Reference numeral 7 is a current control circuit for outputting an error signal between the output signal of the integrated D / A conversion means 6 and the detection signal of the load current flowing in the motor 1 by a current transformer or the like.

Reference numeral 8 is a pulse width modulation (hereinafter referred to as PWM) which generates a pulse width modulation signal according to the output signal of the current control circuit 7.
It is a control circuit.

A PWM inverter 9 drives the motor 1 according to the output signal of the PWM control circuit 8.

The operation of the motor control device having the above configuration will be described below with reference to FIG.

For example, when the accelerator signal suddenly increases from the state where the vehicle is stopped or when the vehicle speed is low, the command signal to the motor becomes maximum. Therefore, the vehicle speed S is a certain speed M
When N or less, the motor command signal MS is set to S <MN MS = AS * K / T * t with respect to the accelerator signal AS (...
The curve a) is controlled so that However, K is a constant, T is the time for filtering, and t is the time from the accelerator input. When the speed S of the vehicle is equal to or higher than MN, S> MN MS = AS * K ... (Curve b in FIG. 2) and no filter is provided. By controlling in this way, a sudden torque is not generated when the vehicle starts, so that the tire does not idle and the vehicle body does not vibrate. However, when the tire starts to rotate to some extent, the inertial force of the vehicle decreases toward the acceleration side, so even if there is a sudden torque generation, the tire will not idle or the vehicle body will not vibrate, so in this case do not filter. The accelerator command is used as it is as a motor command signal. Therefore, the acceleration performance does not deteriorate and the feeling at the start can be improved.

As the above filter processing, MS = AS * K (1-e- ^{t / T} ) ... (Curve c in FIG. 2) MS = AS * K (1- (1 + t / T) e- ^{t / T} ...
Needless to say, the same effect can be obtained by using (curve d in FIG. 2) or the like.

(Embodiment 2) Another embodiment of the present invention will be described below with reference to the drawings.

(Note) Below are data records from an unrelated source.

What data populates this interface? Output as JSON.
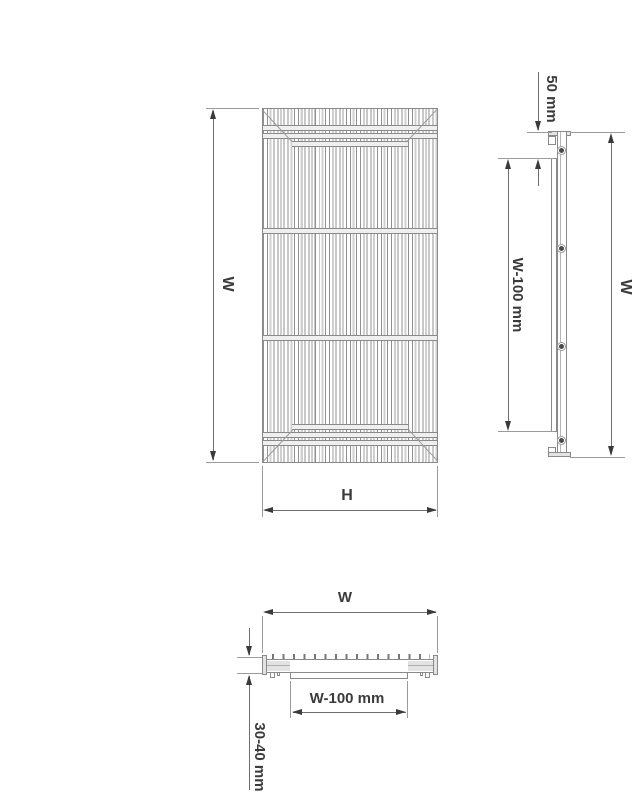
{
  "drawing": {
    "views": {
      "front": {
        "width_label": "W",
        "height_label": "H"
      },
      "side": {
        "offset_label": "50 mm",
        "rail_label": "W-100 mm",
        "height_label": "W"
      },
      "bottom": {
        "width_label": "W",
        "channel_label": "W-100 mm",
        "thickness_label": "30-40 mm"
      }
    }
  },
  "colors": {
    "line": "#8a8a8a",
    "dim": "#6e6e6e",
    "ext": "#9b9b9b",
    "arrow": "#3a3a3a",
    "text": "#3b3b3b",
    "fill": "#e3e3e3",
    "background": "#ffffff"
  }
}
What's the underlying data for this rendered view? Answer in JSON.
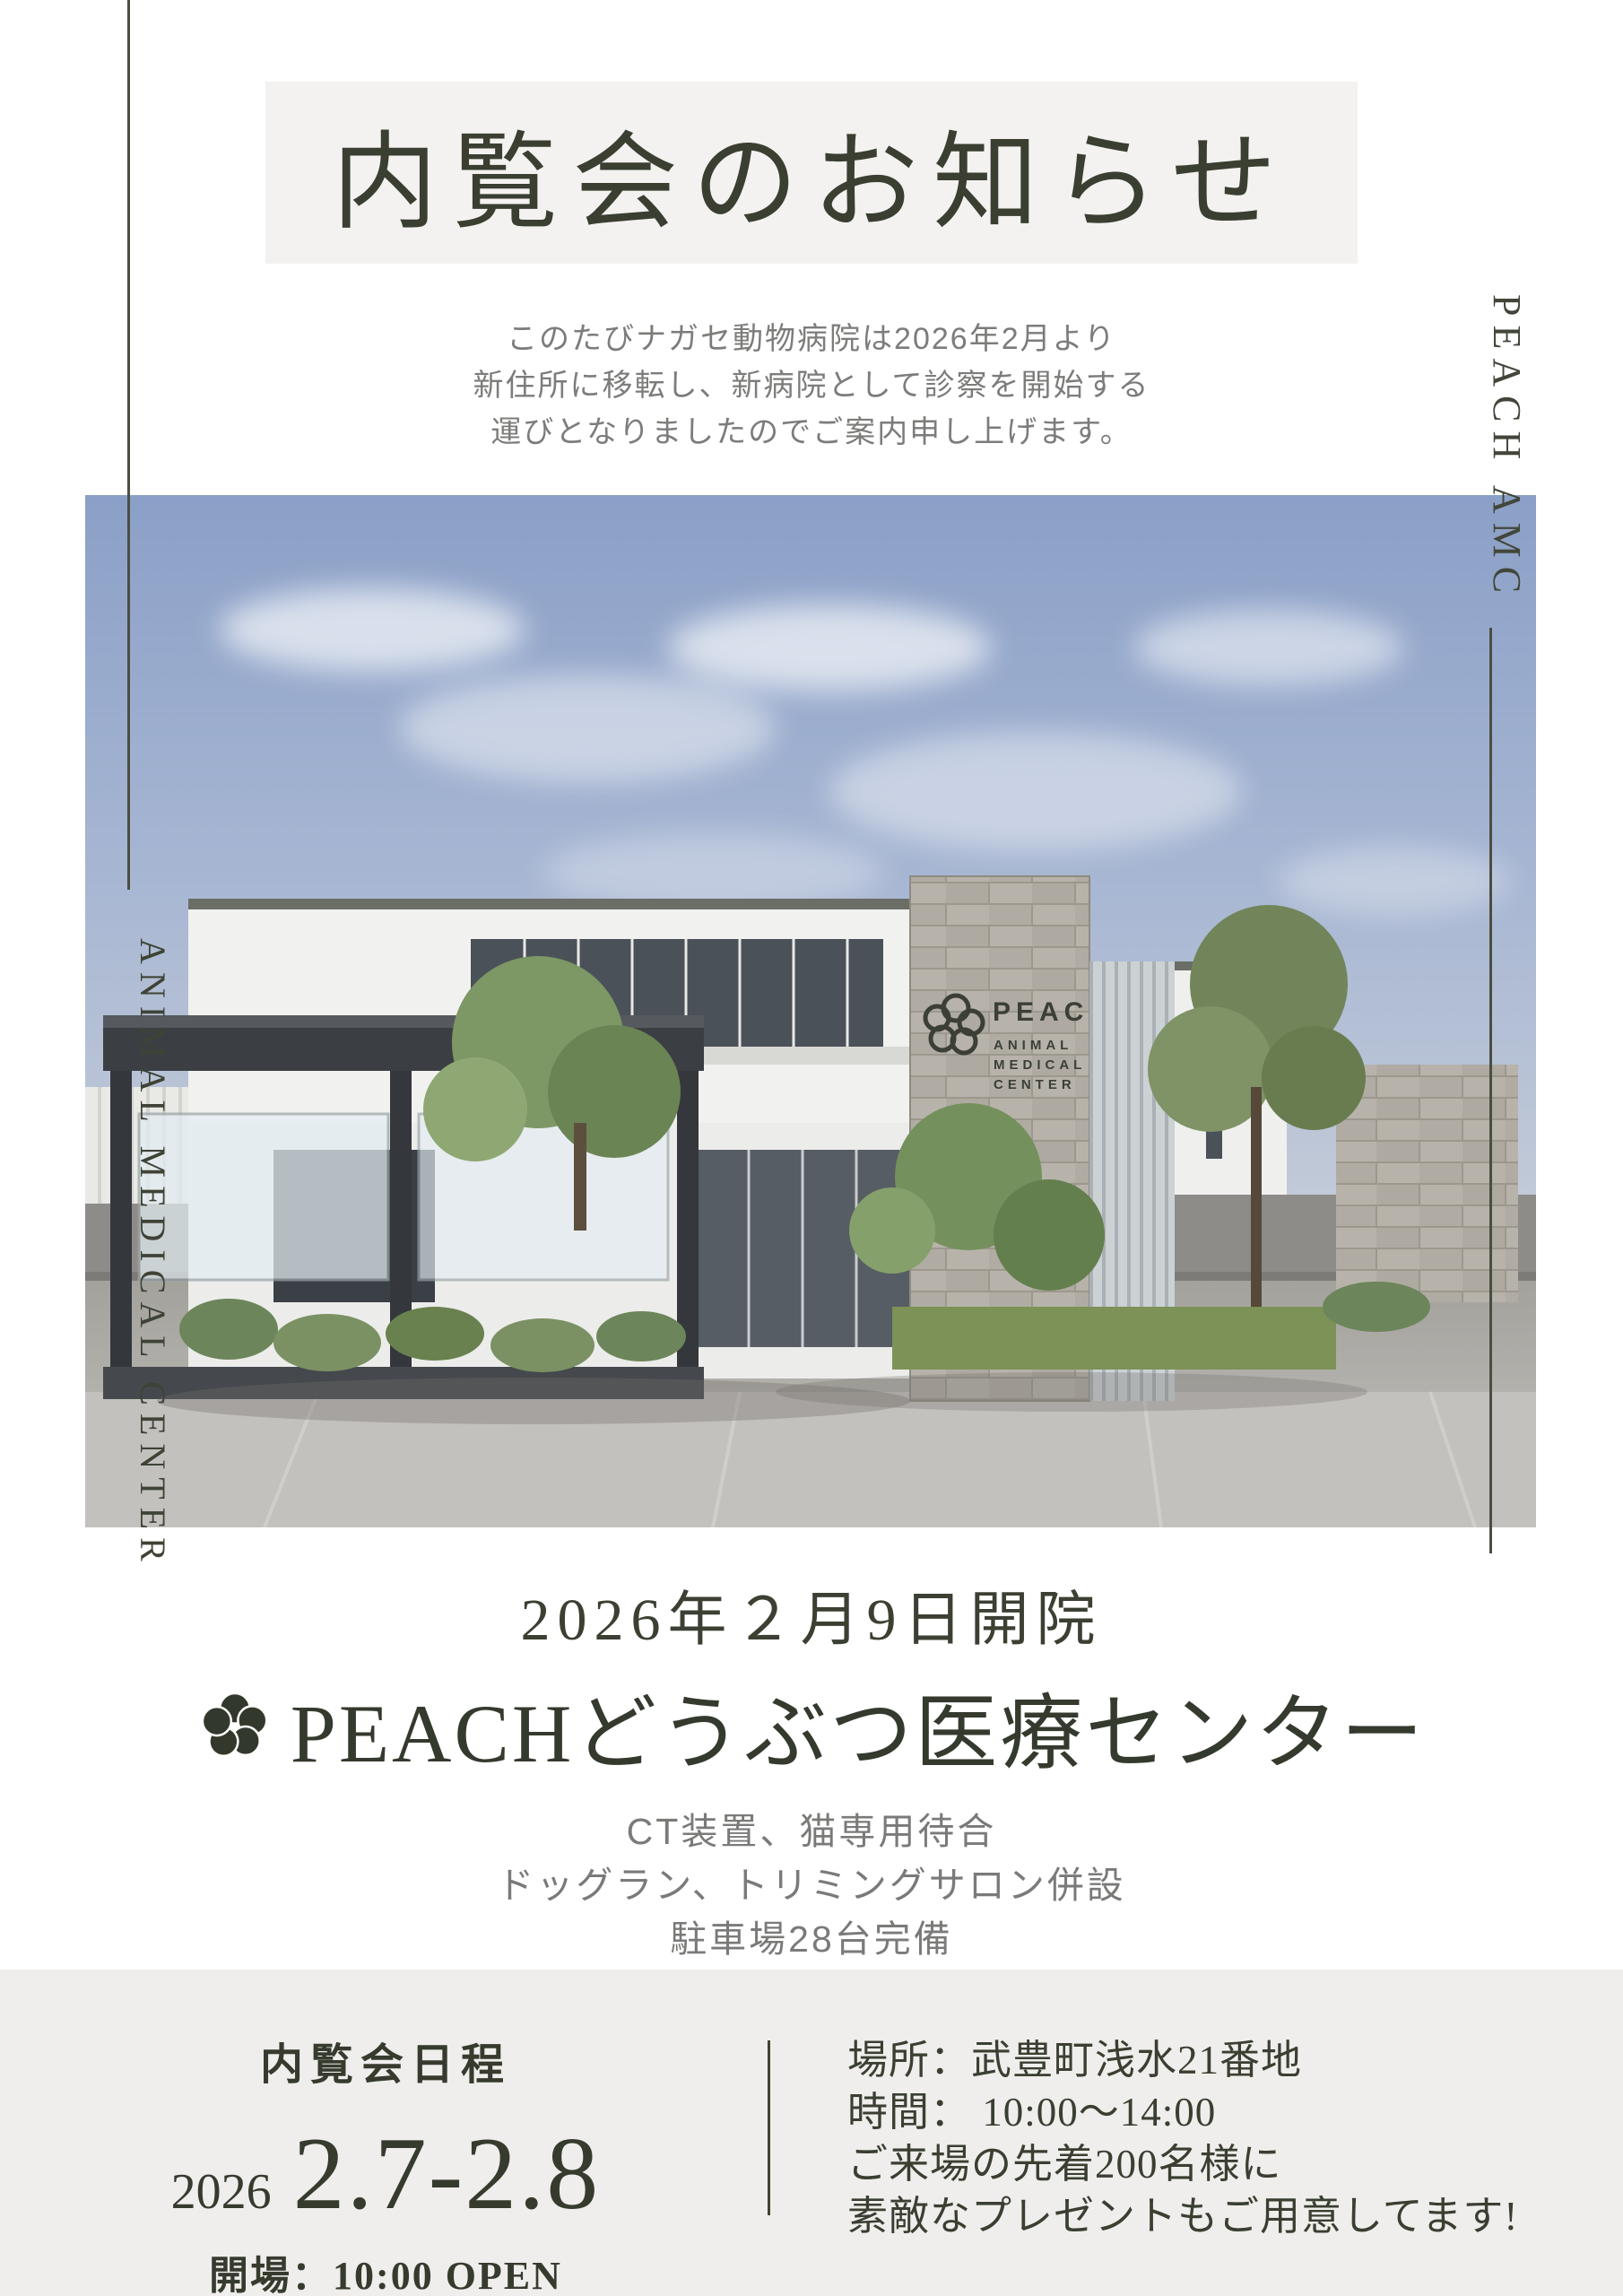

In FIG. 3, the conditions similar to those in FIG. 1 are detected, and the speed S of the vehicle is detected by the speed detector 10 provided in the vehicle, and the same control as in the first embodiment is performed. Of course, the same effect as that of the first embodiment can be obtained.

[0022]

As is apparent from the above description, according to the present invention, no sudden torque is generated when the electric vehicle is started, so that the tire does not idle and the vehicle body does not vibrate. Further, when the tire is at a certain speed or higher, the accelerator command is directly used as the motor command signal without performing the filtering process, so that the acceleration performance is not deteriorated and the feeling at the start can be improved.

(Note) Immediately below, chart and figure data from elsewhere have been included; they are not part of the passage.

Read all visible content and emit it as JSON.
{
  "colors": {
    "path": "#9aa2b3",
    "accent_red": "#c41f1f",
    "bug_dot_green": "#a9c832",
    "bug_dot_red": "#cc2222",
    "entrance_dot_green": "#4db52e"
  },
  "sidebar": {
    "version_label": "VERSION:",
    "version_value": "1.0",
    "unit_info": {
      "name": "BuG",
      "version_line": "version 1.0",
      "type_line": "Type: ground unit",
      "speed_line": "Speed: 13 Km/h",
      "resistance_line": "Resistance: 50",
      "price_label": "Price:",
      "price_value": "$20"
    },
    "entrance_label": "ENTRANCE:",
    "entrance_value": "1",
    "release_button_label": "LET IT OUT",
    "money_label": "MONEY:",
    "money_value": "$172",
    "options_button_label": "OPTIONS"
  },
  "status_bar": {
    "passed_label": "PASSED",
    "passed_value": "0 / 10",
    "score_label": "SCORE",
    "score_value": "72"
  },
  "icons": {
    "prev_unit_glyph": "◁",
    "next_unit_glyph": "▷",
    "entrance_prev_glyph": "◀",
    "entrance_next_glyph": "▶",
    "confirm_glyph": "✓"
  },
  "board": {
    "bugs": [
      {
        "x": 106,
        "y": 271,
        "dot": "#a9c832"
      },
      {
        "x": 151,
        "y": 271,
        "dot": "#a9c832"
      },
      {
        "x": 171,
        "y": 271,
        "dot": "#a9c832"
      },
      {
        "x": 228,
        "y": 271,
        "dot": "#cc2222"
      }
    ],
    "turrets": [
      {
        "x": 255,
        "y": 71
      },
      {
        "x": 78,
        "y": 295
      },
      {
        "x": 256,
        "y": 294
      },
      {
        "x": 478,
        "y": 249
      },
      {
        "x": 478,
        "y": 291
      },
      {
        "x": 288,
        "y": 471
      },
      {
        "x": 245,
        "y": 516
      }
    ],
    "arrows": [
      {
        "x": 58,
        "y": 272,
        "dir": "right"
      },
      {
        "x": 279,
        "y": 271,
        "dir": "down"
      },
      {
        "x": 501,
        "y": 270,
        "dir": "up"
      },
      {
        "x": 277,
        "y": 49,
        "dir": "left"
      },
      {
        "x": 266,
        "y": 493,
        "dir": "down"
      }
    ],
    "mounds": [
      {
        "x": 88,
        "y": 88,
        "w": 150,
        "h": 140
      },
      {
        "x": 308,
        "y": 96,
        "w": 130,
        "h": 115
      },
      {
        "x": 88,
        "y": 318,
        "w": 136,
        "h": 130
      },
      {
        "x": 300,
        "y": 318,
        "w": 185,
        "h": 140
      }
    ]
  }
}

[Brief description of drawings]

FIG. 1 is a block diagram showing a configuration of a motor control device according to an embodiment of the present invention.

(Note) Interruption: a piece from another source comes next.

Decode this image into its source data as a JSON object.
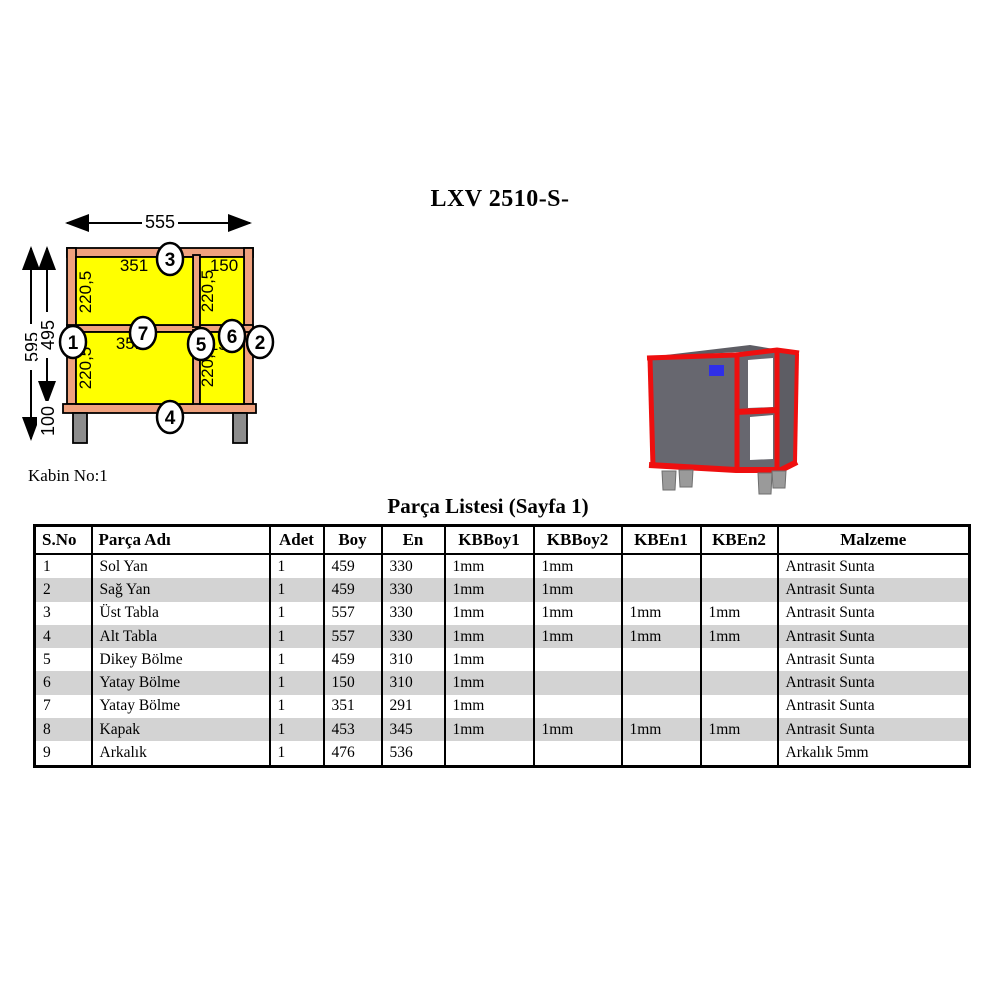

FIG. 2 is a diagram showing a motor command in response to an accelerator command according to an embodiment of the present invention.

FIG. 3 is a block diagram showing the configuration of a motor control device according to another embodiment of the present invention.

[Explanation of symbols]

 DESCRIPTION OF SYMBOLS 1 motor 2 encoder 3 address generation means 4 speed control means 5 waveform storage means 6 integration D / A conversion means 7 current control circuit 8 PWM control circuit 9 PWM inverter 10 speed detector

Claims (2)

[Claims] 1. A control of a motor, which detects a rotation speed of the motor from an output signal of an encoder provided in a motor of an electric vehicle and delays a command signal to the motor with respect to an accelerator input signal at a predetermined rotation speed or less. Method. 2. A motor control method for detecting a vehicle speed by a vehicle speed detector separately provided in an electric vehicle, and delaying a command signal to the motor with respect to an accelerator input signal at a constant vehicle speed or less.